Ayahku Nelayanku

img
Andi S Panjaitan, Pemred Harian Momentum.

MOMENTUM-- Sebagian besar warga masih terlelap di pembaringan karena masih gelap. Sang mentari masih enggan memancarkan sinarnya. 

Subuh itu, desiran angin terasa menusuk ke pori-pori. Ingin rasanya kembali masuk ke rumah, karena tak kuat melawan rasa dingin.

Di tepi jalan sunyi, pria dewasa itu sedang menunggu bus untuk berangkat ke Pelabuhan Belawan, Kota Medan, Sumatera Utara (Sumut). 

Jarak tempuh sekitar 250 Kilometer (km) dari kampung kami--di Kelurahan Guntingsaga, Kecamatan Kualuh Selatan, Kabupaten Labuhanbatu Utara.

Tepat di sisi kirinya, seorang wanita berwajah sejuk terlihat setia menemani. Dalam dekapannya ada seorang anak laki-laki berusia enam tahun.

Ya, bocah itu adalah aku. Andi Syahputra Panjaitan bin Lahmuddin Panjaitan.

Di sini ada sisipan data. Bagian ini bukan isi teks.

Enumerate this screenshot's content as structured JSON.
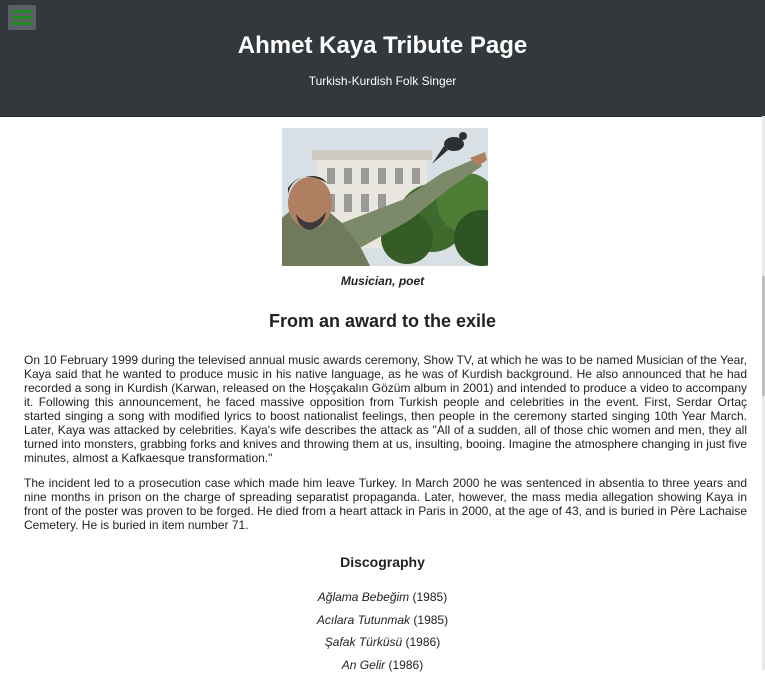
{
  "header": {
    "title": "Ahmet Kaya Tribute Page",
    "subtitle": "Turkish-Kurdish Folk Singer",
    "menu_icon": "hamburger-menu-icon",
    "menu_icon_color": "#1f8a1f",
    "background_color": "#33383c"
  },
  "photo": {
    "caption": "Musician, poet"
  },
  "section": {
    "title": "From an award to the exile",
    "paragraphs": [
      "On 10 February 1999 during the televised annual music awards ceremony, Show TV, at which he was to be named Musician of the Year, Kaya said that he wanted to produce music in his native language, as he was of Kurdish background. He also announced that he had recorded a song in Kurdish (Karwan, released on the Hoşçakalın Gözüm album in 2001) and intended to produce a video to accompany it. Following this announcement, he faced massive opposition from Turkish people and celebrities in the event. First, Serdar Ortaç started singing a song with modified lyrics to boost nationalist feelings, then people in the ceremony started singing 10th Year March. Later, Kaya was attacked by celebrities. Kaya's wife describes the attack as \"All of a sudden, all of those chic women and men, they all turned into monsters, grabbing forks and knives and throwing them at us, insulting, booing. Imagine the atmosphere changing in just five minutes, almost a Kafkaesque transformation.\"",
      "The incident led to a prosecution case which made him leave Turkey. In March 2000 he was sentenced in absentia to three years and nine months in prison on the charge of spreading separatist propaganda. Later, however, the mass media allegation showing Kaya in front of the poster was proven to be forged. He died from a heart attack in Paris in 2000, at the age of 43, and is buried in Père Lachaise Cemetery. He is buried in item number 71."
    ]
  },
  "discography": {
    "title": "Discography",
    "albums": [
      {
        "name": "Ağlama Bebeğim",
        "year": "(1985)"
      },
      {
        "name": "Acılara Tutunmak",
        "year": "(1985)"
      },
      {
        "name": "Şafak Türküsü",
        "year": "(1986)"
      },
      {
        "name": "An Gelir",
        "year": "(1986)"
      }
    ]
  }
}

Putra pertama dan terakhir dari seorang lelaki tangguh yang berprofesi sebagai nelayan.

Tiga puluh tahun lalu, sudah menjadi rutinitasku mengantar kepergian ayah ketika dia akan pergi melaut. Setidaknya menemaninya sampai di depan rumah, hingga menaiki bus.  

Demi menafkahi keluarga, dia rela bertaruh nyawa. Berjuang melawan hantaman ombak dan dahsyatnya terjangan badai di lautan.

Kulit yang membungkus tubuhnya terlihat kecokelatan, akibat sengatan sinar matahari di tengah laut. Tak lagi sebagus dulu (waktu masih remaja). Terutama di bagian telapak tangan. Sudah kapalan. Jika bersalaman, kulit tangannya terasa tebal karena selalu terkena air laut.

Dia selalu pergi melaut untuk menafkahi keluarga. Jika sudah berangkat, bisa 40 hari lamanya baru kembali ke daratan.

Terkadang, saat hujan turun di rumah. Aku berpikir bagaimana keadaan ayah di tengah luasnya lautan di sana? Apakah dia baik- baik saja?

Tidak ada telepon genggam saat itu. sehingga sulit untuk berkomunikasi. Kalau pun ingin berkirim surat, aku bingung mau mengirimkannya kemana. 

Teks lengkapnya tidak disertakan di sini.